Будто мне надо это объяснять. День, когда меня турнули из органов, — один из самых черных в моей жизни. То и дело слышно, как говорят: «Я не то, чем зарабатываю на жизнь». Сразу видно, что они не из полиции. Уровень самоубийств среди копов в отставке выше крыши, потому что нельзя просто перестать быть копом. Все, что во мне есть, выросло из времен службы. Я так и не оправился после увольнения. Все катастрофы, одна за другой, коренились в той утрате.

— Я понимаю, — сказал я.

Подождал, пока она дозреет сказать, что хотела. Затем:

— За мной следят.

Я не знал, чего ожидать, но это застало меня врасплох. Не сразу осмыслил, потом сказал:

— Рассказывай.

Она сморщилась, чуть не зажмурилась — ей требовались нечеловеческие усилия, чтобы об этом рассказать.

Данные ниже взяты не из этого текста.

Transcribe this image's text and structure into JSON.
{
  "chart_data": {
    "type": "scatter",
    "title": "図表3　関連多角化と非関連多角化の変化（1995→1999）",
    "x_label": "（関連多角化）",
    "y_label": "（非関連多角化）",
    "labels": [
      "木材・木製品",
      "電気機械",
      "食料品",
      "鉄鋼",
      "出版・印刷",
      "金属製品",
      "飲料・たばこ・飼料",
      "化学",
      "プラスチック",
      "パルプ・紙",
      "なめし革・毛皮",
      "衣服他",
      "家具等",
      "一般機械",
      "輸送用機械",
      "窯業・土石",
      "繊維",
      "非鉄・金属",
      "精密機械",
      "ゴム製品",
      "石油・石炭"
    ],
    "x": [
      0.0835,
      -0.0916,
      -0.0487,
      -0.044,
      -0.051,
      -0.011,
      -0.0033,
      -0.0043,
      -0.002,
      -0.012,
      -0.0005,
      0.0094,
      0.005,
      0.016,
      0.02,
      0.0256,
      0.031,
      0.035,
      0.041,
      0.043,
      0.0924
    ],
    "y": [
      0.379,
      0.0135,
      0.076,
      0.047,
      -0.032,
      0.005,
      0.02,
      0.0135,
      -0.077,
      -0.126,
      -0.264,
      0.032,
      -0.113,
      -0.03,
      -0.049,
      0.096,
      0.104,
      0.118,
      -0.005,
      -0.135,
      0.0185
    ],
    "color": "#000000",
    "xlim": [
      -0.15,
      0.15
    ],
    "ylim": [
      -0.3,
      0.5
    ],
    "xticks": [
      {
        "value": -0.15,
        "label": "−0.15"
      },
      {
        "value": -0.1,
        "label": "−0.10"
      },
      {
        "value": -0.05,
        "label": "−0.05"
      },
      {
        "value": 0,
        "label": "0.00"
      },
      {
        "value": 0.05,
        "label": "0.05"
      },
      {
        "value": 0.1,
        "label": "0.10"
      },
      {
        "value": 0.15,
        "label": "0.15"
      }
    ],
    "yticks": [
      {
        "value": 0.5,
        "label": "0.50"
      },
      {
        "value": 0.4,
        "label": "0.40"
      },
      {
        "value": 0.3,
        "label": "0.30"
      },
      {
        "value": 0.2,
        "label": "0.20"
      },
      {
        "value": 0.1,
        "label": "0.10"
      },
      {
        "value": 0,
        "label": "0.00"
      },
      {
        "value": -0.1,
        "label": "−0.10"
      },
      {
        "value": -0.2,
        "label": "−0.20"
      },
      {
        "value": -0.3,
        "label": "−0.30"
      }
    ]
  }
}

— В последние недели я чувствую слежку. Потом ночные звонки, никто не отвечает, а когда набираю 1471, вызов заблокирован. Моя квартира — в ней кто-то побывал. Ничего не взяли, просто кое-что передвинули по мелочи. А вчера пришло вот что.

Она достала из джинсов сложенный конверт. Я изучил — ее имя и адрес (на ирландском), отправлено в Голуэе предыдущим днем. Я достал единственный листок, прочитал

Молись

Сука

И все.

И первой мыслью было:

«Коди?»

Неужели он морочит голову и мне, и Ридж?